Your Friends

I think in the future, one of the criteria I’ll have for a person in power is, “Who are your friends?” If your friends are uniformly rich businesspeople, focused on getting ever richer, then you see regulations, unions, etc. as a problem because they want to do X to increase their wealth, and are frustrated by it. If they’re your friends, you empathize with their frustration, and trying to fix those frustrations makes sense.

On the other hand, if your friends are working class people, whose problems are paying the bills on a day-to-day basis – who work hard and barely get by, who strive and strive and the door of opportunity is repeatedly slammed in their face, then you empathize with those problems and want to fix them.
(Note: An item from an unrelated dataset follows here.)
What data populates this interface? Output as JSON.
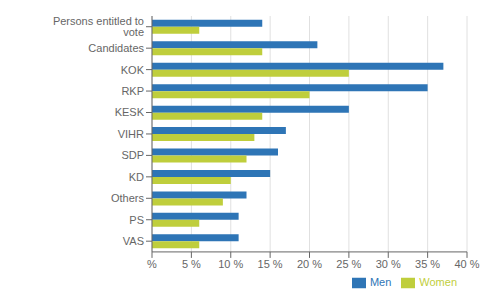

When I see the current power players going for deregulation, undermining labor and environmental laws, etc. – on a personal level, I suppose I get it. Your friends don’t like those things. They don’t live in the environment they’re poisoning. They aren’t being exploited by management , etc. You see the effects of these things through the lens of their lives, and they’re not a problem. The people who are choking on smog, who are working 16+ hour days to survive – you don’t know any of them, even if you’re employing hundreds of them. And it seems evil. But I get it. It’s invisible. Your friends are what you’re worried about first and foremost. That’s true of everyone, to varying degrees.
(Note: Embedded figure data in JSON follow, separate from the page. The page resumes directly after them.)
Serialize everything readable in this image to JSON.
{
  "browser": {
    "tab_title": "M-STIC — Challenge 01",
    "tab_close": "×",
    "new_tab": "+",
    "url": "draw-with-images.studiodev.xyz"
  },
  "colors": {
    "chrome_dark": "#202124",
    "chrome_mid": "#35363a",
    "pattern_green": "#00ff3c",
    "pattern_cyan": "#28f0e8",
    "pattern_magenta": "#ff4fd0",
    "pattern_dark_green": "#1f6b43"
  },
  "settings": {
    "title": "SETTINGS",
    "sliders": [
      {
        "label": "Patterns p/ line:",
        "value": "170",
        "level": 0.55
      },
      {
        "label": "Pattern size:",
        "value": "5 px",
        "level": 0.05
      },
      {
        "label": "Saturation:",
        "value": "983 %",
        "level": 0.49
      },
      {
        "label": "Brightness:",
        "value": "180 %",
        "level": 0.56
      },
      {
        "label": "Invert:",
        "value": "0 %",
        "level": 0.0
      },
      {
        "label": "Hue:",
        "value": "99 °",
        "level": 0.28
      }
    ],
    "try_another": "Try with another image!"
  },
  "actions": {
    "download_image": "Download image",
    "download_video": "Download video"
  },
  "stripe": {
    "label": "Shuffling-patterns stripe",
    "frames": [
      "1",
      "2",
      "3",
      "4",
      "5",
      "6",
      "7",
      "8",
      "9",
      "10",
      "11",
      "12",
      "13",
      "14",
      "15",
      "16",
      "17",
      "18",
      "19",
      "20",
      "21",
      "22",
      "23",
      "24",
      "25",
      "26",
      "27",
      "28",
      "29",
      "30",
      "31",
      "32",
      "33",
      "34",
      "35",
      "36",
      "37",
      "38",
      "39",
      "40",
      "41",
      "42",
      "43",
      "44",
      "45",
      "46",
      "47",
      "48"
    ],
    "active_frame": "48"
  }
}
So if you want a position of power, show me who your friends are. You may be a great person, but if the only people you know are millionaires and billionaires, I can say with certainty that in my eyes, you’re not qualified for the job, because you can’t understand what the job is.

If you’re in public service, you have to know what pain the public feels. You have to be friends with at least something like a representative sample of the public.